XPRIZE/GLEXP-Team-onebillion-PhraseAnal

Repository files navigation

PhraseAnal

About

PhraseAnal is a macOS utility for creating timing metadata from an audio file and outputting it to an .epta xml file. This metadata contains timing segments used as sync points by another application. For example, the start of a syllable or letter sound.

Building and Installing

Clone this repository, open PhraseAnal.xcodeproj in Xcode, build and run.

Usage

Opening an audio file

Drag an audio file into the default window, or choose File → Import Audio. The window shows a graphic representation of the audio waveform. Zoom in using alt + command and clicking. Zoom out with shift + alt + command and clicking. Listen to the audio by pressing space or clicking on the play arrow. A red line moves showing the current play position.

Manually marking segments

Use the segment bar below the waveform to manually define segments which represent areas of interest in the sound file. For example, consider the English audio file fc_let_kick.m4a which is a recording of the word kick split into phonemes: k, i, and ck, with a gap between each. In this simple case, the waveform shows three areas with significant amplitude, with gaps of silence between them. Define a segment for each of the three areas.

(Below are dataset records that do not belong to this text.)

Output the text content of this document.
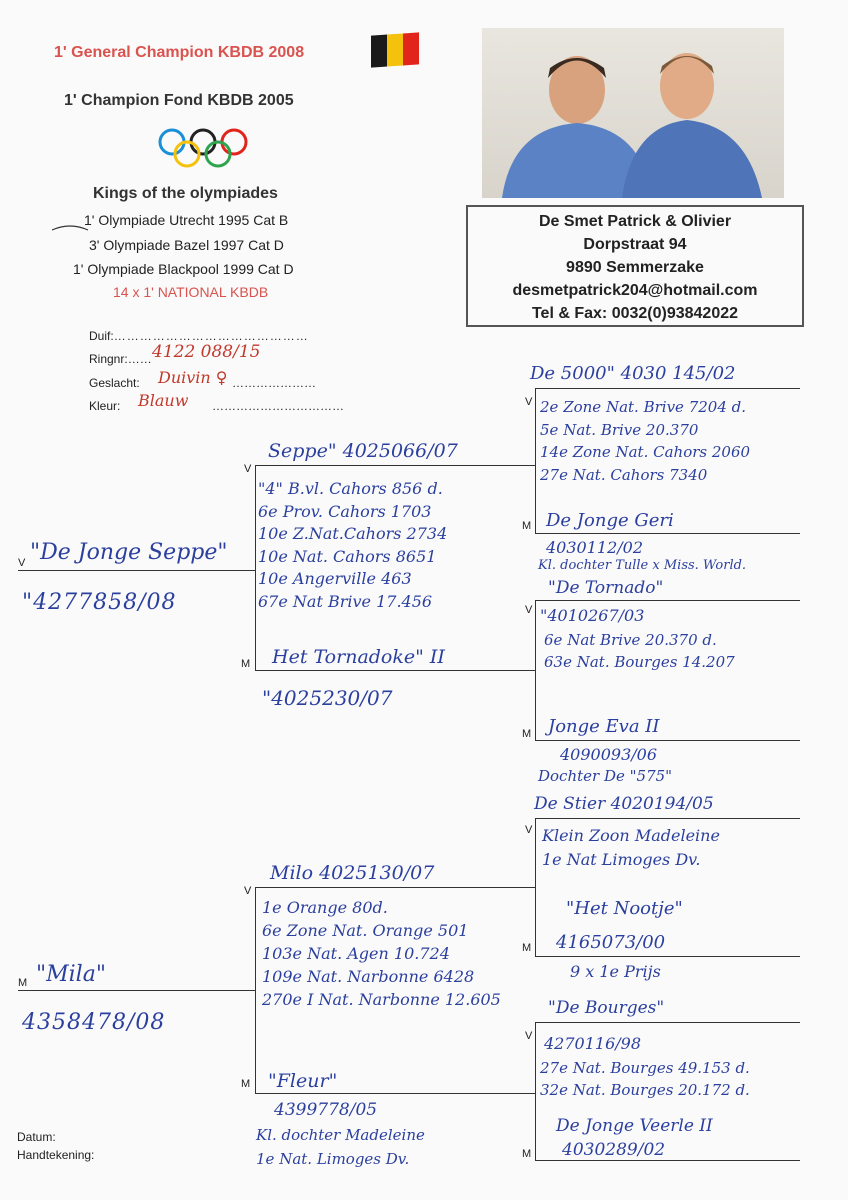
1' General Champion KBDB 2008
1' Champion Fond KBDB 2005
Kings of the olympiades
1' Olympiade Utrecht 1995 Cat B
3' Olympiade Bazel 1997 Cat D
1' Olympiade Blackpool 1999 Cat D
14 x 1' NATIONAL KBDB
De Smet Patrick & Olivier
Dorpstraat 94
9890 Semmerzake
desmetpatrick204@hotmail.com
Tel & Fax: 0032(0)93842022
Duif:………………………………………
Ringnr:…… 4122 088/15
Geslacht: Duivin ♀ …………………
Kleur: Blauw ……………………………
V
M
V
M
V
M
V
M
V
M
V
M
V
M
"De Jonge Seppe"
"4277858/08
Seppe" 4025066/07
"4" B.vl. Cahors 856 d.
6e Prov. Cahors 1703
10e Z.Nat.Cahors 2734
10e Nat. Cahors 8651
10e Angerville 463
67e Nat Brive 17.456
Het Tornadoke" II
"4025230/07
De 5000" 4030 145/02
2e Zone Nat. Brive 7204 d.
5e Nat. Brive 20.370
14e Zone Nat. Cahors 2060
27e Nat. Cahors 7340
De Jonge Geri
4030112/02
Kl. dochter Tulle x Miss. World.
"De Tornado"
"4010267/03
6e Nat Brive 20.370 d.
63e Nat. Bourges 14.207
Jonge Eva II
4090093/06
Dochter De "575"
"Mila"
4358478/08
Milo 4025130/07
1e Orange 80d.
6e Zone Nat. Orange 501
103e Nat. Agen 10.724
109e Nat. Narbonne 6428
270e I Nat. Narbonne 12.605
"Fleur"
4399778/05
Kl. dochter Madeleine
1e Nat. Limoges Dv.
De Stier 4020194/05
Klein Zoon Madeleine
1e Nat Limoges Dv.
"Het Nootje"
4165073/00
9 x 1e Prijs
"De Bourges"
4270116/98
27e Nat. Bourges 49.153 d.
32e Nat. Bourges 20.172 d.
De Jonge Veerle II
4030289/02
Datum:
Handtekening:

Automatically marking segments with autosplit

In the bottom-right of the PhraseAnal window is a text box. To automatically mark the segments in the 'kick' example, enter the phonemes delimited by spaces: 'k i ck'. Choose Edit → Autosplit. PhraseAnal will attept to automatically create three segments in the segment bar, each having a green start arrow and a red ending area. Drag the areas and the arrows to manually fine-tune each segment.

Play a segment by clicking on it. Edit by right clicking.

Saving segments to an .etpa file

Once all segments have been marked, choose File → Save or Save As to save the .etpa xml file. It will contain the start and end time of each segment in seconds. The .etpa file can be edited again by opening it with PhraseAnal.